Vous aurez beau créer des refuges à la montagne, à la plage, à l'étranger, vous n'arriverez jamais à fuir la réalité. Celle d'être irrémédiablement pauvres. Celle d'être citoyens d'un pays corrompu sans égouts, sans eau, sans route, sans électricité, sans rien. Un enfer! 

La conscience collective existe-elle chez vous? Je ne vous crois pas capables d'aimer. S'aimer, aimer la famille et les proches n'est point aimer. 

Elie Weisel disait: "Le contraire de l'amour n'est pas la haine. C'est l'indifférence". Vous confirmez ce triste constat de façon spectaculaire. 
Derrière votre gentillesse, vos flatteries, votre piété, vos niaiseries—derrière ces comportements purement mécaniques se cache votre vrai visage. Le visage du colon moderne qui a substitué le colon français du XVIIIe siècle. Une société qui perfectionne la déshumanisation du peuple pour le rendre invisible—pour en faire des esclaves. 

En fait il n'y a pas que les millions de pauvres que vous déshumanisez. Vous maîtrisez l'art de diminuer tous ceux qui ne rentrent pas dans votre jeu obscène, dans votre clan. Ceux qui ne vous rejoignent pas dans votre insouciance, dans votre débauche, dans cette arrogance de vous sentir maîtres et seigneurs d'Haiti. Des gens comme mon frère et moi par exemple. Vous ne supportez pas l'authenticité parce que quelque part, elle éveille votre conscience.

D'où vient cette indifférence viscérale envers ceux qui n'appartiennent pas à votre classe et envers ceux qui ne vous ressemblent pas?
Vous Oubliez qui a fait la révolution de 1804 grâce à laquelle vous n'êtes pas une colonie française?
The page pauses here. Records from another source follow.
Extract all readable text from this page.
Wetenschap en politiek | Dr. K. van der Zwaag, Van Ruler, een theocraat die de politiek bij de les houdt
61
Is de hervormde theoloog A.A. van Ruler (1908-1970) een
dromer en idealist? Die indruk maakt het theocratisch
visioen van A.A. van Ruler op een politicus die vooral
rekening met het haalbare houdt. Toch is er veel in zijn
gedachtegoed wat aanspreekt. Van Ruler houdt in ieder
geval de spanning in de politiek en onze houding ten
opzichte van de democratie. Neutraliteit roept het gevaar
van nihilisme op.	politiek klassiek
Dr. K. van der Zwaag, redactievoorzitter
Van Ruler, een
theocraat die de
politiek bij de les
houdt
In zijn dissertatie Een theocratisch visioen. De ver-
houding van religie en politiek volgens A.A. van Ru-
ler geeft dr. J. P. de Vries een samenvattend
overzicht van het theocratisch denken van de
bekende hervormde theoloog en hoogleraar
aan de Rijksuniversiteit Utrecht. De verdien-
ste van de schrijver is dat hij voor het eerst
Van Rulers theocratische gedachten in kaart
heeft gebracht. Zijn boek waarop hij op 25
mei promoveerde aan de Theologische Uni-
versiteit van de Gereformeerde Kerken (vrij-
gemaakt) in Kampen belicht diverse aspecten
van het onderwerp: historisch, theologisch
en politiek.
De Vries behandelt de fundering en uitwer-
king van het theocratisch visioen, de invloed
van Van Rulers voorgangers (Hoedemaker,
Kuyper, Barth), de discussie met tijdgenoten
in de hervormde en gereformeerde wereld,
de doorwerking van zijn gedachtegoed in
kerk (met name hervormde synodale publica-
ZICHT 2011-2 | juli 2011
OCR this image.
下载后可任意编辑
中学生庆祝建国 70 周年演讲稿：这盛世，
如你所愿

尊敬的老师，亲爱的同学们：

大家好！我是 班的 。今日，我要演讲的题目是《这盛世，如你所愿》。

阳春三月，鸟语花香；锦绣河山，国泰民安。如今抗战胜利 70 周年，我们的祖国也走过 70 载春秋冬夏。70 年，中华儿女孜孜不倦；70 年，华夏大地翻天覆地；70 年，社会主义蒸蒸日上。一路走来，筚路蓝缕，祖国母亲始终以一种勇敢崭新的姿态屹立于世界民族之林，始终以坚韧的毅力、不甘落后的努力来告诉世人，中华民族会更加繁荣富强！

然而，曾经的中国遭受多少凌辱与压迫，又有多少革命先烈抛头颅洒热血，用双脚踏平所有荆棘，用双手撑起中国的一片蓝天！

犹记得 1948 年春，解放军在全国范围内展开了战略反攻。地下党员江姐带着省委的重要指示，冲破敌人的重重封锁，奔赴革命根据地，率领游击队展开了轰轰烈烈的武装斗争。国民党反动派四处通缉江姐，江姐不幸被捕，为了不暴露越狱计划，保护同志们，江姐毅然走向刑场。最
Vous n'avez pas besoin d'avouer que pour vous, les pauvres sont des sous hommes. Votre façon de les traiter le prouve. Vous êtes pleinement conscients que leur salaire ne leur suffit même pas pour manger. Et ils ont des dépenses comme vous mais vous ne bougez pas de votre trône d'exploiteur. Vous êtes des monstres.
Il y a quelques mois vous étiez encore confortablement installés dans votre bulle. Le déni est une émotion puissante et mortelle. Moi, j'ai vu le monstre hideux qui grandissait, qui avançait vers vous depuis longtemps.
Des décennies d'irresponsabilité, d'inaction, de malhonnête intellectuelle ont portées leurs fruits empoisonnés. La réalité ignorée, dans toute sa laideur éventuellement vient confronter ceux qui ont osés rêver qu'elle disparaîtrait.

Parmi vous:
Il a très peu de gens que j'aime.
Il y a ceux que je tolère.
Il y a ceux que je méprise.
Il y a ceux que je dénigre. 

J'ose vous accuser Tous d'être responsables du sort cruel que subit le peuple. Que se soient par les activités criminelles des uns, la passivité des autres, vous avez causé indirectement la mort de ceux qui ont eu faim en les privant de nourriture; vous avez condamné des millions d'âmes à ne jamais connaître les droits humains basiques tel que l'éducation.
Combien de génies sont nés, ont vécus dans la misère sans jamais pouvoir atteindre leur potentiel? On ne le saura jamais. Mais on sait qu'Ils ont souffert de malnutrition depuis qu'ils étaient dans les entrailles de leur mères. Tout cela à cause du statut quo. Tout cela à cause de vous.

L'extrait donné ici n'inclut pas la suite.